MAHONING TWP. — The township supervisors decided Monday to purchase two drones — one each for the zoning and police departments.
The supervisors voted 4-1 to purchase a two-drone set for $13,475. Supervisor John Whelan, who asked they hold off on the purchase until next year, voted no.
No taxpayer funds will be used for the purchase. The township will use money from its Uniform Construction Code Fund, which is funded by building and zoning permit fees, which pay the zoning office’s operating expenses.
The idea originated with township zoning officers Dean VonBlohn and Jim Dragano to use for mapping difficult to reach properties, viewing erosion, inspecting buildings and other uses. Officials feel the police also could use a drone to reconstruct crash scenes, map crime scenes, search and rescue with thermal imaging, manage traffic flow and use for other purposes.

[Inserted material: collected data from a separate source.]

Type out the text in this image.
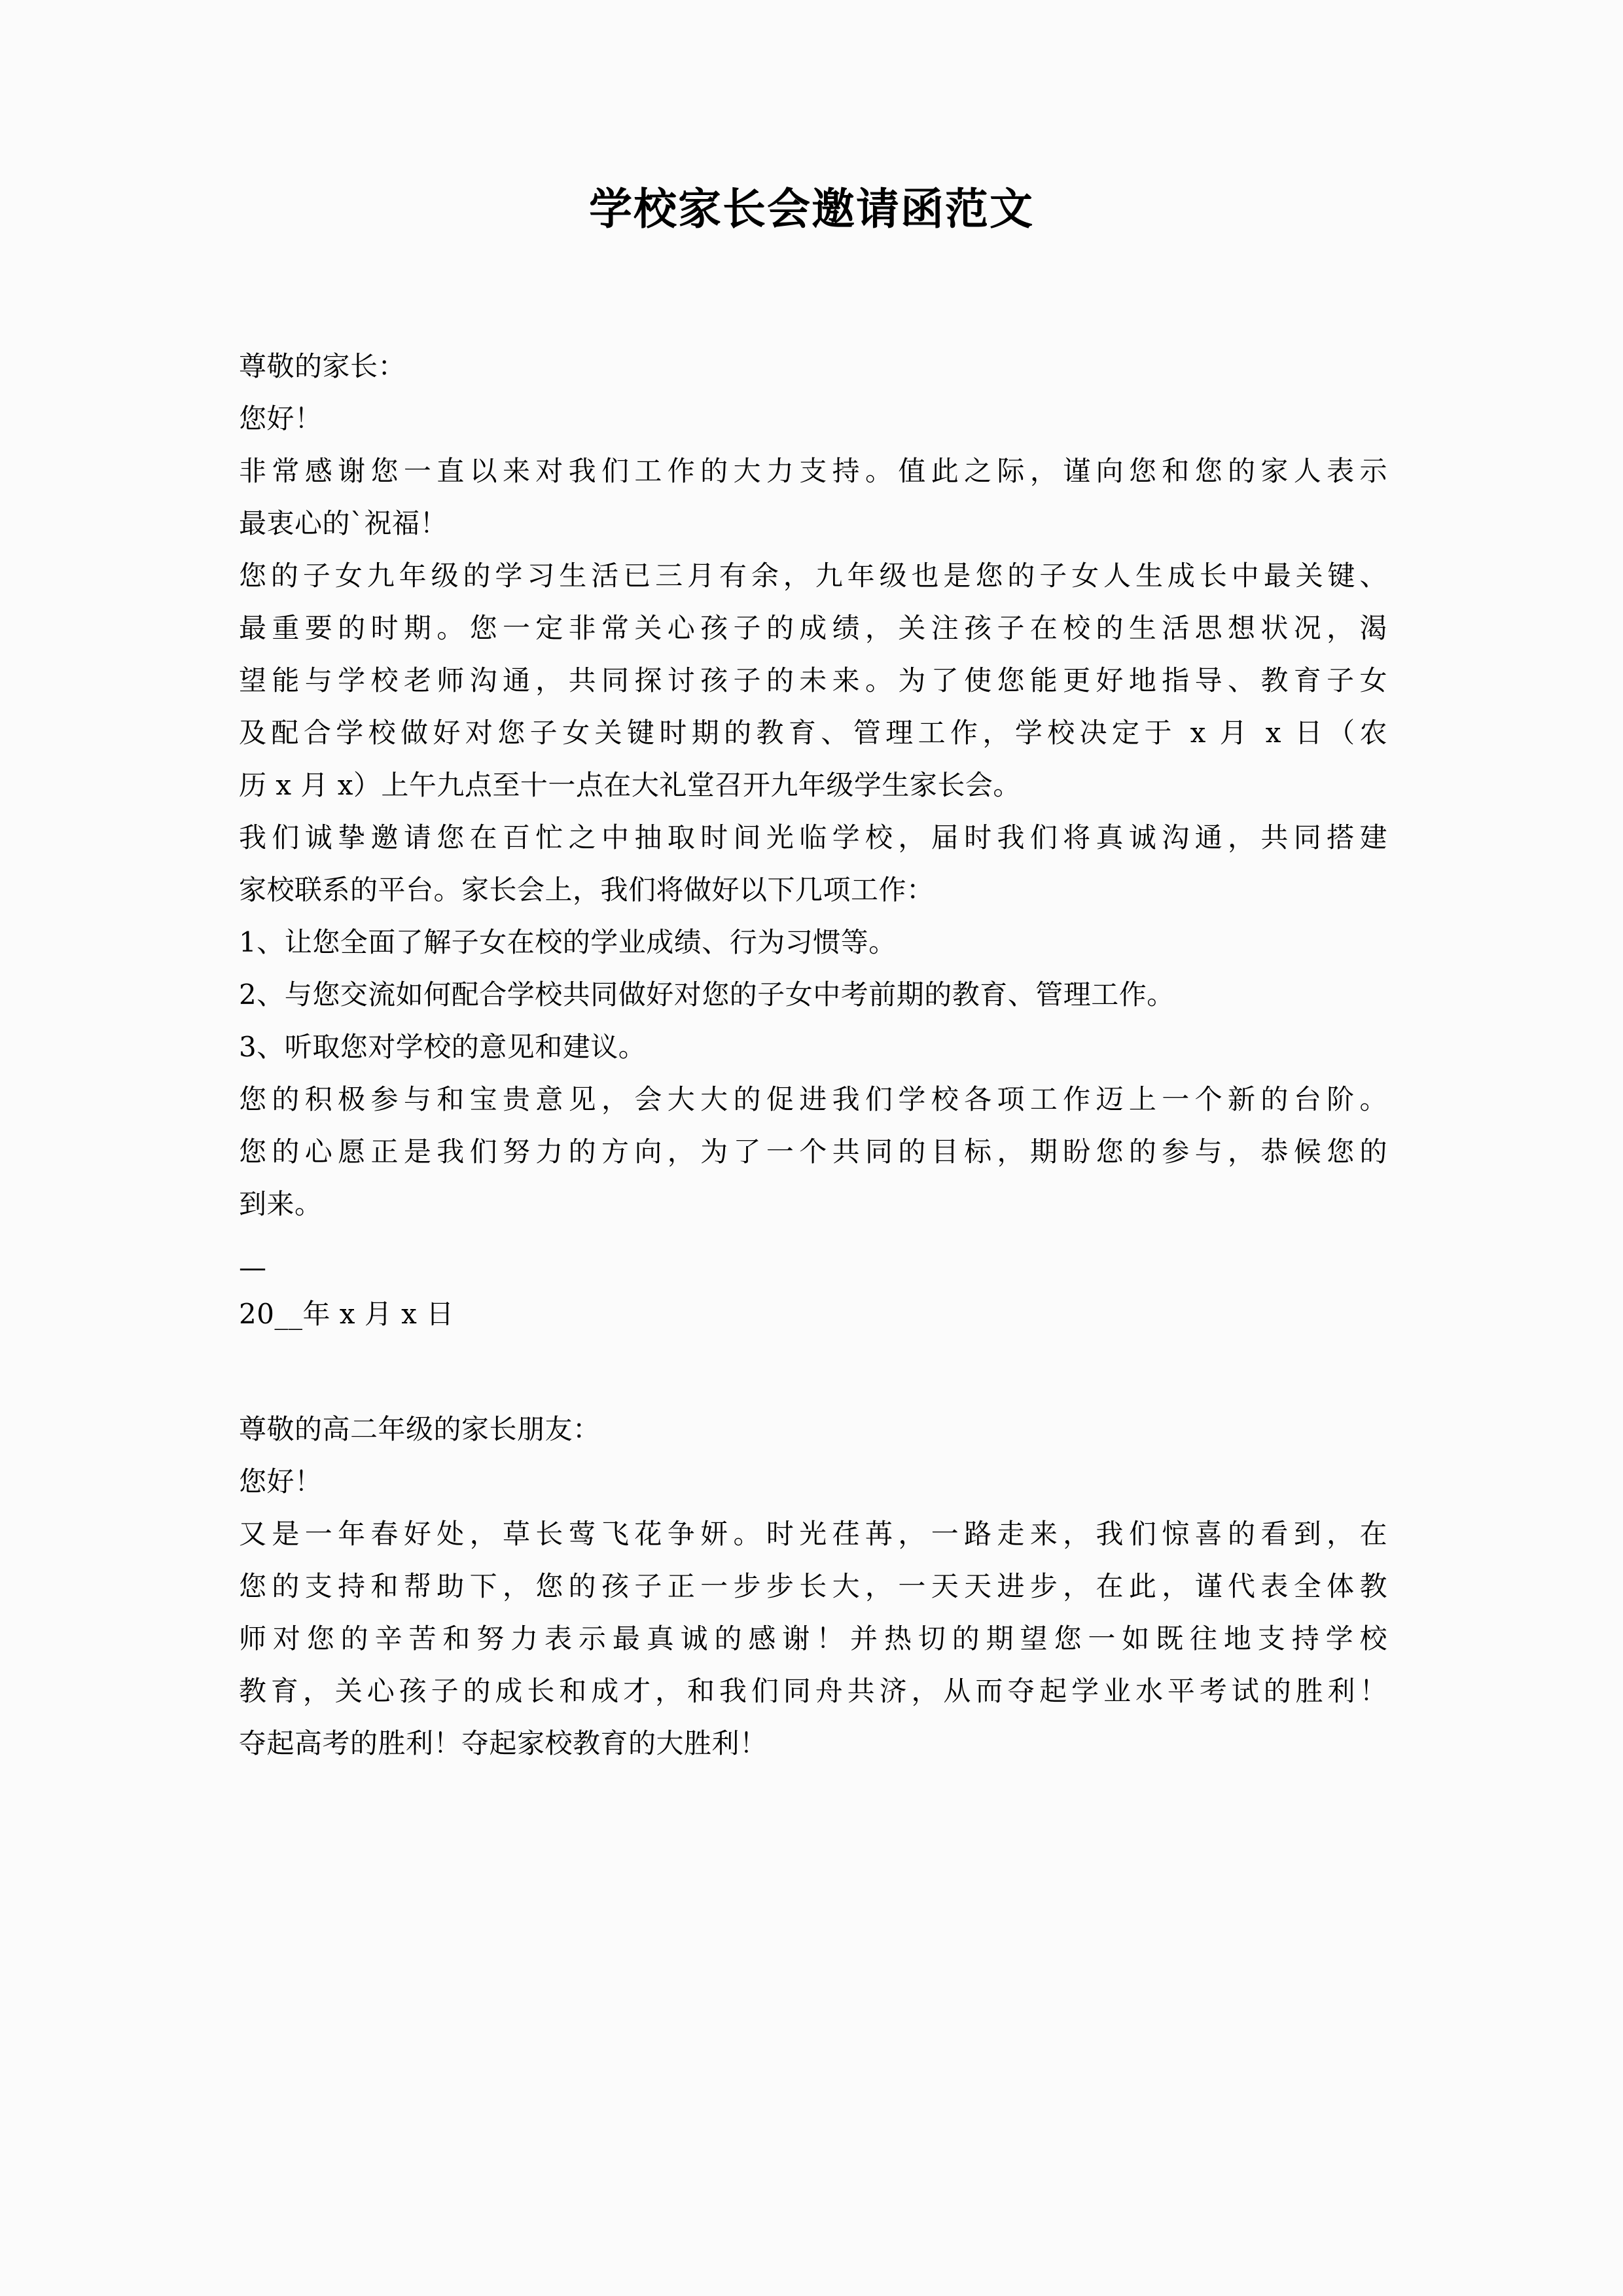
学校家长会邀请函范文
尊敬的家长：
您好！
非常感谢您一直以来对我们工作的大力支持。值此之际，谨向您和您的家人表示
最衷心的`祝福！
您的子女九年级的学习生活已三月有余，九年级也是您的子女人生成长中最关键、
最重要的时期。您一定非常关心孩子的成绩，关注孩子在校的生活思想状况，渴
望能与学校老师沟通，共同探讨孩子的未来。为了使您能更好地指导、教育子女
及配合学校做好对您子女关键时期的教育、管理工作，学校决定于 x 月 x 日（农
历 x 月 x）上午九点至十一点在大礼堂召开九年级学生家长会。
我们诚挚邀请您在百忙之中抽取时间光临学校，届时我们将真诚沟通，共同搭建
家校联系的平台。家长会上，我们将做好以下几项工作：
1、让您全面了解子女在校的学业成绩、行为习惯等。
2、与您交流如何配合学校共同做好对您的子女中考前期的教育、管理工作。
3、听取您对学校的意见和建议。
您的积极参与和宝贵意见，会大大的促进我们学校各项工作迈上一个新的台阶。
您的心愿正是我们努力的方向，为了一个共同的目标，期盼您的参与，恭候您的
到来。
—
20__年 x 月 x 日
尊敬的高二年级的家长朋友：
您好！
又是一年春好处，草长莺飞花争妍。时光荏苒，一路走来，我们惊喜的看到，在
您的支持和帮助下，您的孩子正一步步长大，一天天进步，在此，谨代表全体教
师对您的辛苦和努力表示最真诚的感谢！并热切的期望您一如既往地支持学校
教育，关心孩子的成长和成才，和我们同舟共济，从而夺起学业水平考试的胜利！
夺起高考的胜利！夺起家校教育的大胜利！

Because each drone would require a different kind of camera, and a drone with just one camera would cost $26,000-$30,000 because it would have to be upgraded for different uses, VonBlohn and Dragano found a better deal.
“We spend a lot of time in the field,” VonBlohn said.
He said sometimes they are measuring properties and determining maximum height and other dimensions in steep wooded terrain, especially on Bald Top Mountain. He said it is difficult on a steep slope to get the most accurate measurement. A drone would provide a more specific measurement.
“We have to verify a property when a house is to be built,” VonBlohn said. “If we had a drone, we could automatically do that without spending hours doing physical measurements.”
He said one home under construction on a slope on Bald Top has a 650-foot driveway that slopes down to the house.
“There’s a lot of guesswork (in measuring),” VonBlohn said. “A drone can be accurate within centimeters.”
He said the height limitations for homes is 35 feet and for garages or accessory buildings, 14 feet. A drone will show the elevation position on the lot. Drones also are useful for mapping clear sight angles for driveways.
Dragano said the police drone would include a beacon spotlight and a speaker to talk to perpetrators.
He said the drones will have specific operators, who must pass a Federal Aviation Administration (FAA) certification test to be licensed.
VonBlohn said the police drone also could be used at fire scenes, but only the licensed operators will operate them. The drones won’t be loaned out.
“It’s definitely not a toy,” he said.
Bald Top Road bids
In other business at the meeting, the supervisors decided to hold a special meeting on Monday at 5 p.m. to award a contract for the next phase of the Bald Top Road project — reconstruction and resurfacing. The supervisors have received four bids and will review and award a contract to one contractor, Township Secretary Carolyn Dragano said.
Aid for zoning officer
The supervisors also approved an agreement with Cooper Township that would allow Mahoning Township police to accompany Jim Dragano, if he requests, when he visits properties in Cooper.
The Mahoning Township zoning officer also covers Cooper Township, under a mutual agreement.
Blizzards Run project
Carolyn Dragano said contractor R.C. Young will begin removing the damaged concrete culvert from Blizzards Run near Bloom Road and Academy Avenue this week or next in the $239,239 project.
The supervisors awarded that contract at their July 27 meeting. Von Blohn said the company will replace the culvert with riprap.